Abstract:
The demand for refrigeration and cooling systems has been increased rapidly in past few decades. Increase in emissions of harmful refrigerants used in vapor compression cooling systems has been a major reason in the ozone layer depletion and global warming. Recent agreements like Kyoto protocol, Montreal protocol and latest Paris agreement also emphasize the actions need to be made toward installation of cooling systems with natural refrigerants having very low or zero ODP. Adsorption cooling systems have recently gained the interest due to its capacity to utilize low temperature waste heat and provide cooling without using harmful refrigerants. These systems run on consecutive cycles of adsorption and desorption of water in two beds of silica gel. Adsorption chillers can be integrated into combined cycle power plants, datacenter thermal management systems, and concentrated photovoltaic/thermal systems.

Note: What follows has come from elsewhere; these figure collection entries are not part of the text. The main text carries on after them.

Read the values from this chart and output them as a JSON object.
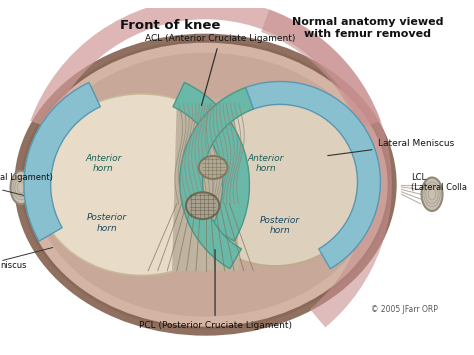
{
  "bg_color": "#f0ece8",
  "title_left": "Front of knee",
  "title_right": "Normal anatomy viewed\nwith femur removed",
  "copyright": "© 2005 JFarr ORP",
  "colors": {
    "outer_rim_dark": "#8a6858",
    "outer_rim": "#c09888",
    "outer_body": "#d4b4a4",
    "outer_inner": "#c8a898",
    "knee_inner_bg": "#c0a090",
    "condyle_left": "#e8dcc8",
    "condyle_right": "#ddd0bc",
    "meniscus_teal": "#6ab8a8",
    "meniscus_blue": "#88c0d0",
    "lig_gray": "#a09888",
    "lig_line": "#807868",
    "bone_cross": "#b0a898",
    "bone_side": "#c0b8a8",
    "pink_rim": "#d4a0a0",
    "text_dark": "#111111",
    "arrow_color": "#333333",
    "white": "#ffffff"
  }
}
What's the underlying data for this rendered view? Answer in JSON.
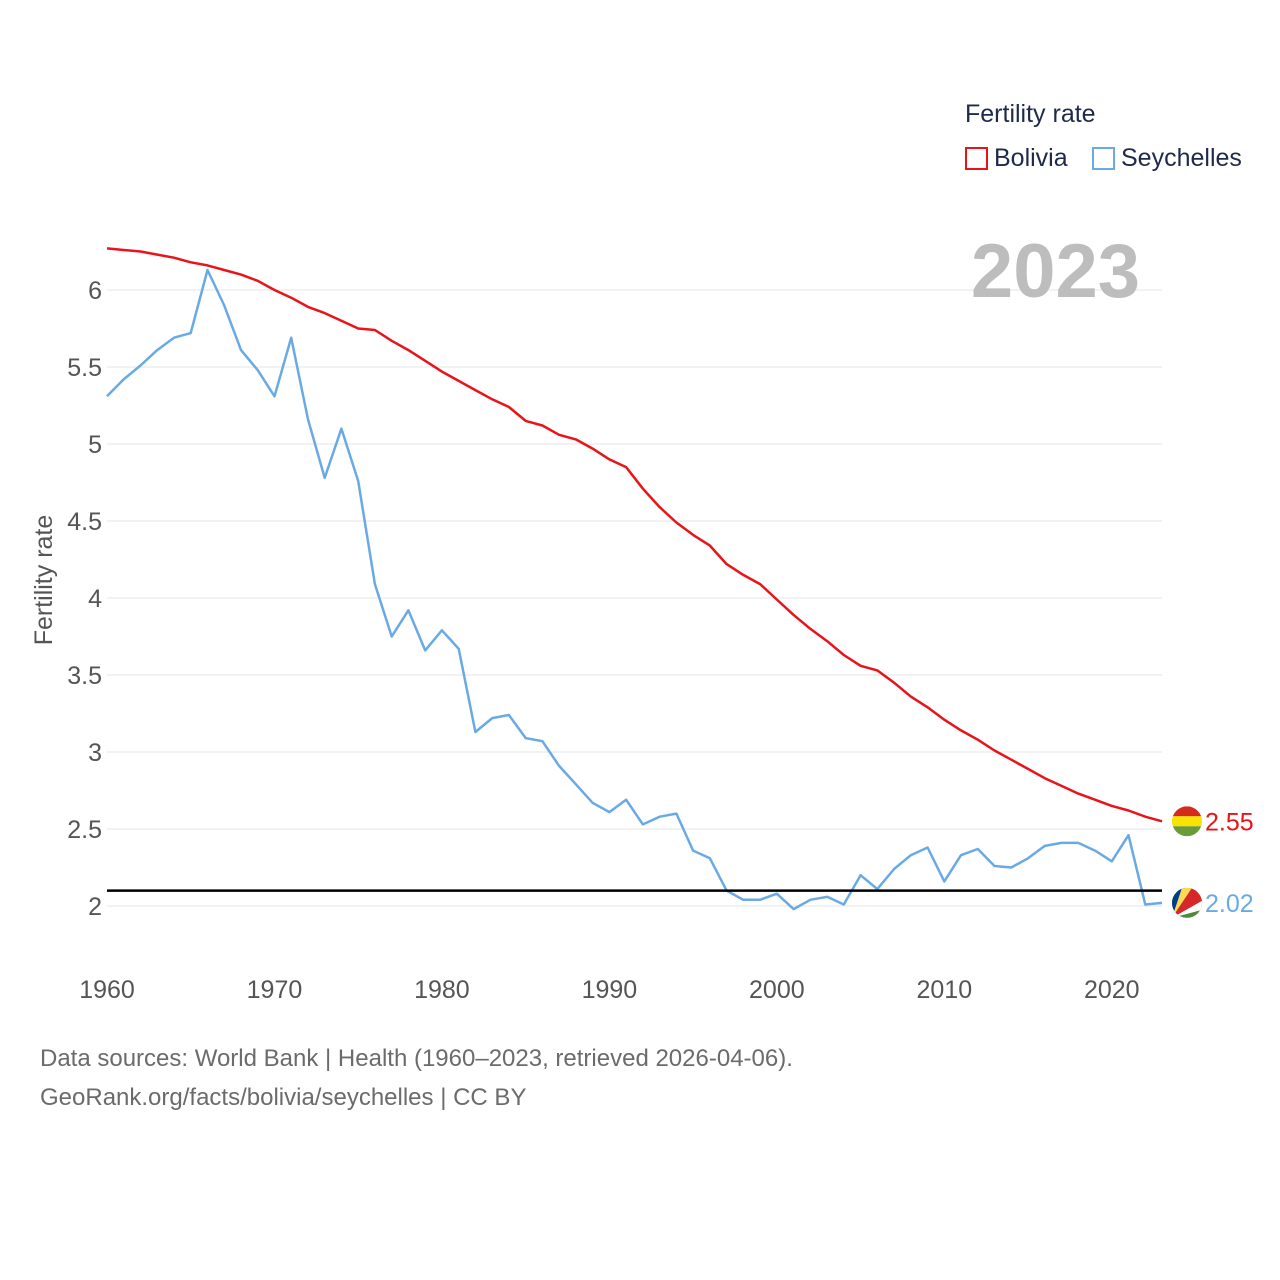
{
  "legend": {
    "title": "Fertility rate",
    "items": [
      {
        "label": "Bolivia",
        "color": "#e8141a"
      },
      {
        "label": "Seychelles",
        "color": "#6aaae4"
      }
    ]
  },
  "year_label": "2023",
  "footer": {
    "line1": "Data sources: World Bank | Health (1960–2023, retrieved 2026-04-06).",
    "line2": "GeoRank.org/facts/bolivia/seychelles | CC BY"
  },
  "chart_data": {
    "type": "line",
    "title": "",
    "xlabel": "",
    "ylabel": "Fertility rate",
    "xlim": [
      1960,
      2023
    ],
    "ylim": [
      1.7,
      6.4
    ],
    "x_ticks": [
      1960,
      1970,
      1980,
      1990,
      2000,
      2010,
      2020
    ],
    "y_ticks": [
      2,
      2.5,
      3,
      3.5,
      4,
      4.5,
      5,
      5.5,
      6
    ],
    "grid": true,
    "reference_line": 2.1,
    "x": [
      1960,
      1961,
      1962,
      1963,
      1964,
      1965,
      1966,
      1967,
      1968,
      1969,
      1970,
      1971,
      1972,
      1973,
      1974,
      1975,
      1976,
      1977,
      1978,
      1979,
      1980,
      1981,
      1982,
      1983,
      1984,
      1985,
      1986,
      1987,
      1988,
      1989,
      1990,
      1991,
      1992,
      1993,
      1994,
      1995,
      1996,
      1997,
      1998,
      1999,
      2000,
      2001,
      2002,
      2003,
      2004,
      2005,
      2006,
      2007,
      2008,
      2009,
      2010,
      2011,
      2012,
      2013,
      2014,
      2015,
      2016,
      2017,
      2018,
      2019,
      2020,
      2021,
      2022,
      2023
    ],
    "series": [
      {
        "name": "Bolivia",
        "color": "#e8141a",
        "end_label": "2.55",
        "values": [
          6.27,
          6.26,
          6.25,
          6.23,
          6.21,
          6.18,
          6.16,
          6.13,
          6.1,
          6.06,
          6.0,
          5.95,
          5.89,
          5.85,
          5.8,
          5.75,
          5.74,
          5.67,
          5.61,
          5.54,
          5.47,
          5.41,
          5.35,
          5.29,
          5.24,
          5.15,
          5.12,
          5.06,
          5.03,
          4.97,
          4.9,
          4.85,
          4.71,
          4.59,
          4.49,
          4.41,
          4.34,
          4.22,
          4.15,
          4.09,
          3.99,
          3.89,
          3.8,
          3.72,
          3.63,
          3.56,
          3.53,
          3.45,
          3.36,
          3.29,
          3.21,
          3.14,
          3.08,
          3.01,
          2.95,
          2.89,
          2.83,
          2.78,
          2.73,
          2.69,
          2.65,
          2.62,
          2.58,
          2.55
        ]
      },
      {
        "name": "Seychelles",
        "color": "#6aaae4",
        "end_label": "2.02",
        "values": [
          5.31,
          5.42,
          5.51,
          5.61,
          5.69,
          5.72,
          6.13,
          5.9,
          5.61,
          5.48,
          5.31,
          5.69,
          5.16,
          4.78,
          5.1,
          4.76,
          4.09,
          3.75,
          3.92,
          3.66,
          3.79,
          3.67,
          3.13,
          3.22,
          3.24,
          3.09,
          3.07,
          2.91,
          2.79,
          2.67,
          2.61,
          2.69,
          2.53,
          2.58,
          2.6,
          2.36,
          2.31,
          2.1,
          2.04,
          2.04,
          2.08,
          1.98,
          2.04,
          2.06,
          2.01,
          2.2,
          2.11,
          2.24,
          2.33,
          2.38,
          2.16,
          2.33,
          2.37,
          2.26,
          2.25,
          2.31,
          2.39,
          2.41,
          2.41,
          2.36,
          2.29,
          2.46,
          2.01,
          2.02
        ]
      }
    ]
  }
}
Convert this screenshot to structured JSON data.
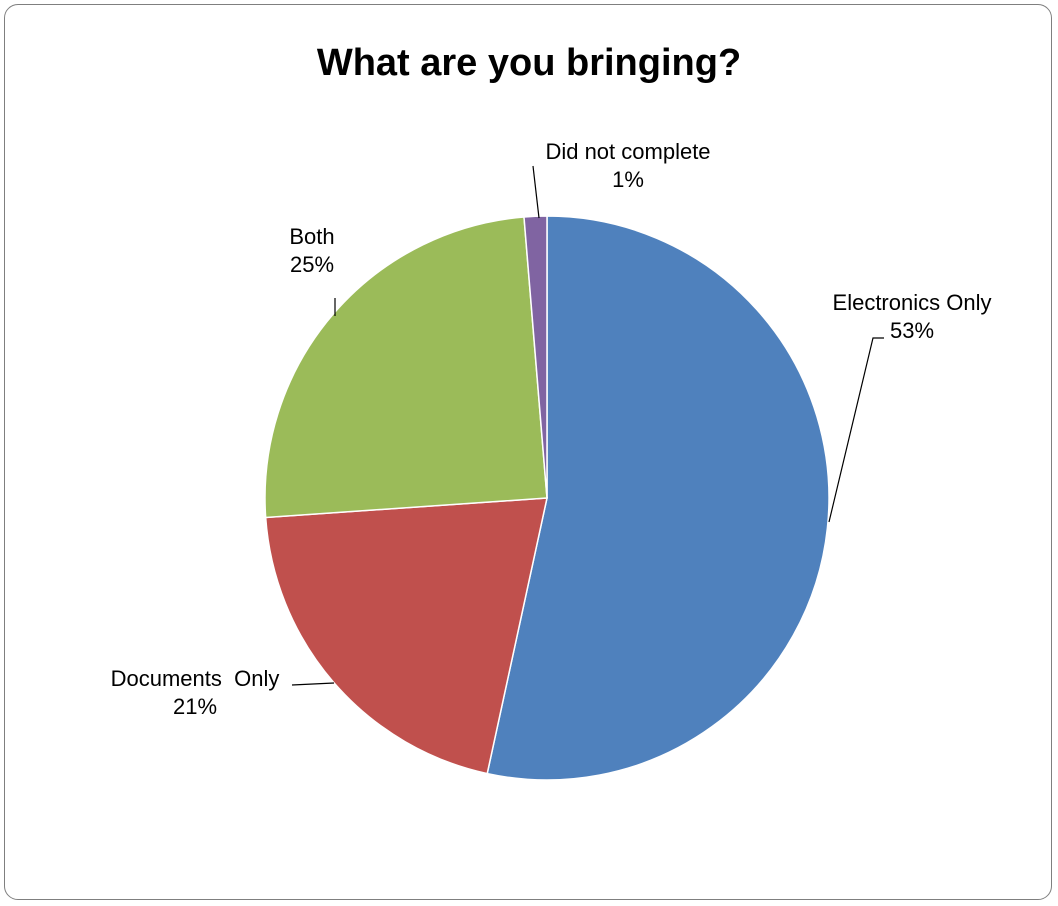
{
  "chart_data": {
    "type": "pie",
    "title": "What are you bringing?",
    "slices": [
      {
        "name": "Electronics Only",
        "value_label": "53%",
        "value": 53.4,
        "color": "#4F81BD"
      },
      {
        "name": "Documents  Only",
        "value_label": "21%",
        "value": 20.5,
        "color": "#C0504D"
      },
      {
        "name": "Both",
        "value_label": "25%",
        "value": 24.8,
        "color": "#9BBB59"
      },
      {
        "name": "Did not complete",
        "value_label": "1%",
        "value": 1.3,
        "color": "#8064A2"
      }
    ],
    "start_angle_deg": 0,
    "direction": "clockwise",
    "legend": "none"
  }
}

However, their commercialization at the large scale has been hampered due to their low power density and efficiency, which leads to high system cost. This thesis work analyses the performance of a dual bed adsorption refrigeration system using lumped parameter approach based on the linear driving force model, which presents a precise description of the adsorption cooling cycle for the simulation. Previous studies have established that the variation between lumped-parameter models and distributed parameter models is only about 10%. Thus, the lumped parameter approach is favored because it simplifies the system and saves computational time. This model is based on the fundamental equations of heat and mass transfer. Performance of the two-bed silica-gel water adsorption chiller has been analyzed here. The model is used to investigate the effect of physical and operating conditions including heat transfer coefficient, hot water inlet temperature, cold water inlet temperature, cycle time, fluid flow rate etc. on the chiller performance.
This work demonstrates the importance of switching time in between the cycles. It noticeably shows that immediate switching of the beds after the half cycle has adverse effects on the performance of the adsorption chiller. The effect of heat and mass recovery on system performance is studied. A significant improvement of around 50% increase in COP has been achieved by applying heat recovery case. Internal recirculation as well as external recirculation in heat recovery scheme is also studied.
A comparison in the performance parameters in the case of Silica-gel, SAPO-34 and Al Fumarate as adsorbents is studied. The results of this work have been verified with the results of the literature as well as experimental data. Experiment on this adsorption chiller is undergoing at IBM Research Zurich.